IRIS manage a large amount of seismic data. To help users access that data they are constructing a database of metrics — values derived from the raw data. The project has three main components: a coordinating process; a system that retrieves data and calculates metrics; and a store that saves metrics and provides a web interface for their retrieval. I was responsible for the design and implementation (in Java, with Spring and PostgreSQL) of the storage component.
Scalable, performant database.
Interactive data exploration.
Data upload and download.
Flexibility to accomodate future metrics.
The data model has three basic types: metrics, targets and measurements. Metrics describe the structure and meaning of measurements (values over intervals) for targets. A simple metric might be “signal RMS” and the measurements would then be RMS value, and start and end time of sample, and the targets are channels (more precisely, the data streams from the channels).

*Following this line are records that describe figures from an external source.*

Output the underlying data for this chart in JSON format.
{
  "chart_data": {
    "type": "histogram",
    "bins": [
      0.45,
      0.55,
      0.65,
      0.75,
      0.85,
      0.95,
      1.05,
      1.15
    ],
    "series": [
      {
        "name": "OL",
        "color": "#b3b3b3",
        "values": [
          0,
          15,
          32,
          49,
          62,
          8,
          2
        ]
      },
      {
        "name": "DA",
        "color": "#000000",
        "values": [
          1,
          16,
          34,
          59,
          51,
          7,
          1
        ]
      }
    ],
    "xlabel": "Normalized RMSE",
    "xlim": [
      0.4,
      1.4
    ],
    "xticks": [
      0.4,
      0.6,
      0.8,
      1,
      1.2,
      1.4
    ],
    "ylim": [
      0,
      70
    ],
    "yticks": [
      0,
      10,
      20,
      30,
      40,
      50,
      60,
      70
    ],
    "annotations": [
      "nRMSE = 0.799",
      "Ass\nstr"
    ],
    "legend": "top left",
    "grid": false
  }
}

After discussion with the client we decided to avoid any cross–metric logic in the query interface. This decouples metrics in the schema, which allows application–level sharding: each metric can be placed in a separate database (note: the design enables sharding, but the current implementation uses a single database connection for all metrics).
We still need to handle targets, which are common across metrics, but analysis showed that the number of distinct targets is sufficiently small for them to be cached in memory and provided (using PostgreSQL arrays to minimise data volume) within queries.
At the Java level, all data loading and retrieval is generic, parameterised by the metric interface. Metric implementations are loaded from the classpath using the Java service provider API. When the server starts new metrics can construct suitable tables in the schema. So the addition of a new metric requires (only) the deployment of a jar to the server containing a new metric subclass — typically a handful lines of code are required.
As proof of concept, the final deliverable includes, in addition to the metrics currently available (which tend to be simple float values), a metric whose measurements are distributions (spectra, stored in a second table and retrieved via a join).
Targets can be complex: a network, site, location, channel, or ratio between these. And the relationship between targets is hierarchical. This could have lead to an extremely complex data model, but working with the client and using existing standards (SNCL codes) gave a very elegant encoding with a flexible interface.
For example, targets can be selected by matching components (station and network for example). In extreme cases, a list of targets can be suppplied; the format matches that returned from target searches, so a user can do an initial search for targets then hand–tune the list (in an editor or with a script) before querying for measurements.
This is just one example of how a cooperative, responsive client, aware of technical issues, was able to work with us to achieve the best possible design.
The only significant problem to surface during system validation was uncertainty about data validation. For efficiency, data are streamed to the database in a single transaction, which makes detailed error reporting / handling difficult. The final, pragmatic solution was to use IEEE double storage for most values, which avoids range errors (the most common) by mirroring the representation used in the calculations.